Monday, November 21, 2011

Morning Market

Remember that the story for the last few weeks has been the equity market's trading range and which way they would break.  At the end of the last week, we got our answer: prices would break lower:

The IWMs hit resistance at the 200 day EMA and moved lower.  They are now resting on the 50 day EMA.  The long lower shadows over the last two trading sessions show that prices have moved below key support levels, but closed higher.

The QQQs, broke lower, printing one strong candle and a shorter one on Friday.  Thursday's volume number was pretty strong, but Friday saw a drop. 

The SPYs have moved thorugh the 200 day EMA and have printed closes right below the 50 day EMA over the last few days.

The combined impact of these charts is simple: as a combined unit, the equity averages are pointing lower.  The QQQs have the strongest technical support as they are sitting on the 200 day EMA, while the IWMs are right at the 50 day EMA.  As a general FYI, the general rule of trading thumb to use when trading a consolidation pattern is figure out the height of the pattern at its widest/largest and subtract that amount from the point where prices break through.

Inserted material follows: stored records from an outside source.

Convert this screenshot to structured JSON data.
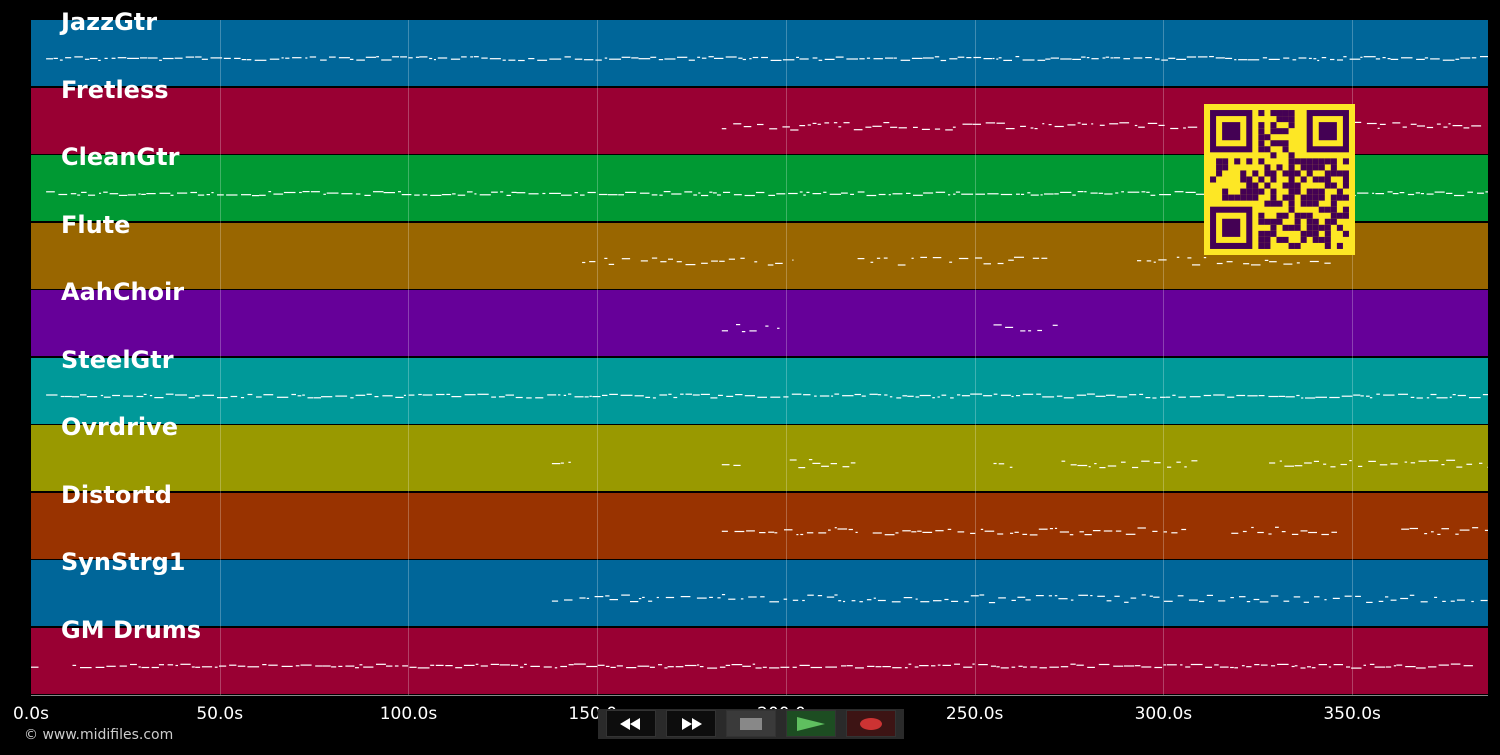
{
  "tracks": [
    {
      "name": "JazzGtr",
      "color": "#006699"
    },
    {
      "name": "Fretless",
      "color": "#990033"
    },
    {
      "name": "CleanGtr",
      "color": "#009933"
    },
    {
      "name": "Flute",
      "color": "#996600"
    },
    {
      "name": "AahChoir",
      "color": "#660099"
    },
    {
      "name": "SteelGtr",
      "color": "#009999"
    },
    {
      "name": "Ovrdrive",
      "color": "#999900"
    },
    {
      "name": "Distortd",
      "color": "#993300"
    },
    {
      "name": "SynStrg1",
      "color": "#006699"
    },
    {
      "name": "GM Drums",
      "color": "#990033"
    }
  ],
  "timeline": {
    "max_seconds": 386,
    "ticks": [
      "0.0s",
      "50.0s",
      "100.0s",
      "150.0s",
      "200.0s",
      "250.0s",
      "300.0s",
      "350.0s"
    ],
    "tick_values": [
      0,
      50,
      100,
      150,
      200,
      250,
      300,
      350
    ]
  },
  "notes_activity": [
    {
      "track": 0,
      "segments": [
        [
          4,
          386
        ]
      ],
      "density": "dense"
    },
    {
      "track": 1,
      "segments": [
        [
          183,
          386
        ]
      ],
      "density": "medium"
    },
    {
      "track": 2,
      "segments": [
        [
          4,
          386
        ]
      ],
      "density": "dense"
    },
    {
      "track": 3,
      "segments": [
        [
          146,
          202
        ],
        [
          219,
          271
        ],
        [
          293,
          345
        ]
      ],
      "density": "sparse"
    },
    {
      "track": 4,
      "segments": [
        [
          183,
          199
        ],
        [
          255,
          272
        ]
      ],
      "density": "sparse"
    },
    {
      "track": 5,
      "segments": [
        [
          4,
          386
        ]
      ],
      "density": "dense"
    },
    {
      "track": 6,
      "segments": [
        [
          138,
          143
        ],
        [
          183,
          188
        ],
        [
          201,
          219
        ],
        [
          255,
          260
        ],
        [
          273,
          309
        ],
        [
          328,
          386
        ]
      ],
      "density": "medium"
    },
    {
      "track": 7,
      "segments": [
        [
          183,
          219
        ],
        [
          223,
          306
        ],
        [
          318,
          346
        ],
        [
          363,
          386
        ]
      ],
      "density": "medium"
    },
    {
      "track": 8,
      "segments": [
        [
          138,
          386
        ]
      ],
      "density": "medium"
    },
    {
      "track": 9,
      "segments": [
        [
          0,
          2
        ],
        [
          11,
          382
        ]
      ],
      "density": "dense"
    }
  ],
  "copyright": "© www.midifiles.com",
  "transport": {
    "rewind_icon": "rewind-icon",
    "fast_forward_icon": "fast-forward-icon",
    "stop_icon": "stop-icon",
    "play_icon": "play-icon",
    "record_icon": "record-icon"
  },
  "qr_code": {
    "color": "#fde725",
    "module_color": "#440154"
  }
}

The long end of the treasury market moved higher last week, but notice that prices did not close above previously established highs.  Also note the volume was incredibly weak, indicating a lack of movement into the market.  This tells us that traders are looking for another safe haven asset.

Although it printed stronger volume, the dollar is still in the middle of an upward sloping channel and is also centered right around the 200 day EMA.